Но говоря о Пушкине, трудно высказать свое мнение решительно; трудно привести к единству все разнообразие его произведений и приискать общее выражение для характера его поэзии, принимавшей столько различных видов. Ибо, выключая красоту и оригинальность стихотворного языка, какие следы общего происхождения находим мы в Руслане и Людмиле, в Кавказском Пленнике, в Онегине, в Цыганах и т. д.? – Не только каждая из сих поэм отличается особенность»» хода и образа изложения (la manière); но еще некоторые из них различествуют и самым характером поэзии, отражая различное воззрение поэта на вещи, так что в переводе их легко можно бы было почесть произведениями не одного, но многих авторов. Эта легкая шутка, дитя веселости и остроумия, которая в Руслане и Людмиле одевает все предметы в краски блестящие и светлые, уже не встречается больше в других произведениях нашего поэта; ее место в Онегине заступила уничтожающая насмешка, отголосок сердечного скептицизма, и добродушная веселость сменилась здесь на мрачную холодность, которая на все предметы смотрит сквозь темную завесу сомнений, свои наблюдения передает в карикатуре, и созидает как бы для того только, чтобы через минуту насладиться разрушением созданного. В Кавказском Пленнике, напротив того, не находим мы ни той доверчивости к судьбе, которая одушевляет Руслана, ни того презрения к человеку, которое замечаем в Онегине. Здесь видим душу, огорченную изменами и утратами, но еще не изменившую самой себе, еще не утратившую свежести прежних чувствований, еще верную заветному влечению, – душу, растерзанную судьбой, но не побежденную: исход борьбы еще зависит от будущего. В поэме Цыгане характер поэзии также совершенно особенный, отличный от других поэм Пушкина. Тоже можно сказать почти про каждое из важнейших его творений.
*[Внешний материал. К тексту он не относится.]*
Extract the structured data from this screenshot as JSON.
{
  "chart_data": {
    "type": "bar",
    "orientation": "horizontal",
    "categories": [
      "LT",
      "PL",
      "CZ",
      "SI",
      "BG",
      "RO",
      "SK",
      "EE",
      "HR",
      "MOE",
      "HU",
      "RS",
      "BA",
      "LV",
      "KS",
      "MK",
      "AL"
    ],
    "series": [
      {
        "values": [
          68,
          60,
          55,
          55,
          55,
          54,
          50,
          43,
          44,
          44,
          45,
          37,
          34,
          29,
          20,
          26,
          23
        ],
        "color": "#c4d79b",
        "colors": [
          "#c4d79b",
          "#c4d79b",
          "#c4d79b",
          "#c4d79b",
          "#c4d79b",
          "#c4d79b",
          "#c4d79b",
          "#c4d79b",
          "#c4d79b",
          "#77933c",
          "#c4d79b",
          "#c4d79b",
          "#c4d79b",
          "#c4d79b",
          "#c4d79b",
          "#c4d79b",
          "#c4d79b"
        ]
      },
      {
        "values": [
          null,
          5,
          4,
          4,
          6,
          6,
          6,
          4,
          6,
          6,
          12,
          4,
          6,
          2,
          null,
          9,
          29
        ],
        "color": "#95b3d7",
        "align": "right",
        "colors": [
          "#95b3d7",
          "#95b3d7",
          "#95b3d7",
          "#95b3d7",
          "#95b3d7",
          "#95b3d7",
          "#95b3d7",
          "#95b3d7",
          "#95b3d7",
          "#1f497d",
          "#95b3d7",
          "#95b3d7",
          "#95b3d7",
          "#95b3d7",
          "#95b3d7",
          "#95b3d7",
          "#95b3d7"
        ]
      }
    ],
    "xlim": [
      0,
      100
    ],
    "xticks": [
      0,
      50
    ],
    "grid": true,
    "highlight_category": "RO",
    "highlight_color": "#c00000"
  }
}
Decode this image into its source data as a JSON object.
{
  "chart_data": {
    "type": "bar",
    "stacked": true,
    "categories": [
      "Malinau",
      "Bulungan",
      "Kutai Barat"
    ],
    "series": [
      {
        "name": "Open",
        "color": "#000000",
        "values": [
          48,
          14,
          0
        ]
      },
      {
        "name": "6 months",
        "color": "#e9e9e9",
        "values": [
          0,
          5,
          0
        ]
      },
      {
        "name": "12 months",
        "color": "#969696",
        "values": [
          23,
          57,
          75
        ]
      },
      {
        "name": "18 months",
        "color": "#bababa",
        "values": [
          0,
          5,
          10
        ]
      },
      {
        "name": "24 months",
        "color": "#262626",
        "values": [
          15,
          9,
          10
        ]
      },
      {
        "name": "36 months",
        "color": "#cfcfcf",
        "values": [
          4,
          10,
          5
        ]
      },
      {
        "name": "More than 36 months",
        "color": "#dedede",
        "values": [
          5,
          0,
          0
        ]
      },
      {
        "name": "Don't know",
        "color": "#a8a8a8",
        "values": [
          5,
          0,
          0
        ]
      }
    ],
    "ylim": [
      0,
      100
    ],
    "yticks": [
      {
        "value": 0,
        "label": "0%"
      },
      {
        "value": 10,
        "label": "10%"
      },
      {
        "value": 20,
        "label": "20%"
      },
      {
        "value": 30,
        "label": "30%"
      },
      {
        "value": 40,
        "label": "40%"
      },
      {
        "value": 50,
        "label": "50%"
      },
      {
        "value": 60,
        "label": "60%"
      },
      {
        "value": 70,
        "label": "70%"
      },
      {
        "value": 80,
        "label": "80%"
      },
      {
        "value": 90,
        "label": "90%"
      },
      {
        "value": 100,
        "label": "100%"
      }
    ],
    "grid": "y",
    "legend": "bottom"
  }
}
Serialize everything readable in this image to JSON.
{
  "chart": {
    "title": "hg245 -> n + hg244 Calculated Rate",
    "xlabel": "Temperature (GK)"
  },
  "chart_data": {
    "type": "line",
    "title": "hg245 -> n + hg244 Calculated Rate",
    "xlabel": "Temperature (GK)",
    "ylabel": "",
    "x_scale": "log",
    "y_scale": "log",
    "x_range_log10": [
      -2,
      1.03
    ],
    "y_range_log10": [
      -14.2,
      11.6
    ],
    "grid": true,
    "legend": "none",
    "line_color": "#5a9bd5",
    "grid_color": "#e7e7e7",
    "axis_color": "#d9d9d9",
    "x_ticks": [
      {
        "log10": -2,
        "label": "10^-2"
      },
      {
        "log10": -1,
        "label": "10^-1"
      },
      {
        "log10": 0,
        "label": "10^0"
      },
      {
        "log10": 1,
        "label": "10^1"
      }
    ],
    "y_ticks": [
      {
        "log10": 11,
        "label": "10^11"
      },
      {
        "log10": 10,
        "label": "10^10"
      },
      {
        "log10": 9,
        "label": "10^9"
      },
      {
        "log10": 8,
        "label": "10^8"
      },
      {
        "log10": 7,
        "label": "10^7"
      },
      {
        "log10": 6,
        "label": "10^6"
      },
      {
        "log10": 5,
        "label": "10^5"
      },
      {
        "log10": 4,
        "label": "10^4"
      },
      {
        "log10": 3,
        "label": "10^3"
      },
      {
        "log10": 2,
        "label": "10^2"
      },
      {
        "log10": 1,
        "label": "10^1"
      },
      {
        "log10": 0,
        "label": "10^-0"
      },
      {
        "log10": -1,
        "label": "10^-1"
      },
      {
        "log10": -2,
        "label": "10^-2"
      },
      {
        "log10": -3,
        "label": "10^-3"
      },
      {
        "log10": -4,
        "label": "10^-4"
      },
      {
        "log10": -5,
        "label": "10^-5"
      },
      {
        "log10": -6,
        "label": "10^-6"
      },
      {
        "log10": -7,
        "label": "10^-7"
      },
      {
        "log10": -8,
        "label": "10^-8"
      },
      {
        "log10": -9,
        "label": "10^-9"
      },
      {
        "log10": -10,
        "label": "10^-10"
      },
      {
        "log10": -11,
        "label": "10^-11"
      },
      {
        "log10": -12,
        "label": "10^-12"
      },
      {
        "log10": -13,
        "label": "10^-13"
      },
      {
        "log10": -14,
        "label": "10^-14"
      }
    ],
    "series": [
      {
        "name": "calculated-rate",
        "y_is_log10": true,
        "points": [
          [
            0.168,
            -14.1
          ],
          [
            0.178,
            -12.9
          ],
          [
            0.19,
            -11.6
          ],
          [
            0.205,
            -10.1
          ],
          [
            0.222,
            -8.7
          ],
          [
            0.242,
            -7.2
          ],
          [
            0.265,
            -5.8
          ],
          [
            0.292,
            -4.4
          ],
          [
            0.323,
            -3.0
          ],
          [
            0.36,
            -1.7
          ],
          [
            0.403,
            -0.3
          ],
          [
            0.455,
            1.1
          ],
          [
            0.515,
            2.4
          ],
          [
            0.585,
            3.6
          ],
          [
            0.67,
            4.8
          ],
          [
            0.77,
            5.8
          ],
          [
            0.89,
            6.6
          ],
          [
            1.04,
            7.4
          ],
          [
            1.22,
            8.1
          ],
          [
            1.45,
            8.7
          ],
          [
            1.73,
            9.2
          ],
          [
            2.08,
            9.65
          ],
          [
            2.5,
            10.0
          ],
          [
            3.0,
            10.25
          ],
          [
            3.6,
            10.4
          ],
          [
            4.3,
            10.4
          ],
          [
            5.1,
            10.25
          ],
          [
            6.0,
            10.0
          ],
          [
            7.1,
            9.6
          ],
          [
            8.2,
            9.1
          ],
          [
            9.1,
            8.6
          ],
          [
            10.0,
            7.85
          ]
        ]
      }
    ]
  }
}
Но, рассматривая внимательно произведения Пушкина, от Руслана и Людмилы до пятой главы Онегина, находим мы, что при всех изменениях своего направления, поэзия его имела три периода развития, резко отличающихся один от другого. Постараемся определить особенность и содержание каждого из них, и тогда уже выведем полное заключение о поэзии Пушкина вообще.

Если по характеру, тону и отделке, сродным духу искусственных произведений различных наций, стихотворство, как живопись, можно делить на школы, то первый период поэзии Пушкина, заключающий в себе Руслана и некоторые из мелких стихотворений, назвал бы я периодом школы Итальянско-Французской. Сладость Парни, непринужденное и легкое остроумие, нежность, чистота отделки, свойственные характеру Французской поэзии вообще, соединились здесь с роскошью, с изобилием жизни и свободою Ариоста. Но остановимся несколько времени на том произведении нашего поэта, которым совершилось первое знакомство Русской публики с ее любимцем.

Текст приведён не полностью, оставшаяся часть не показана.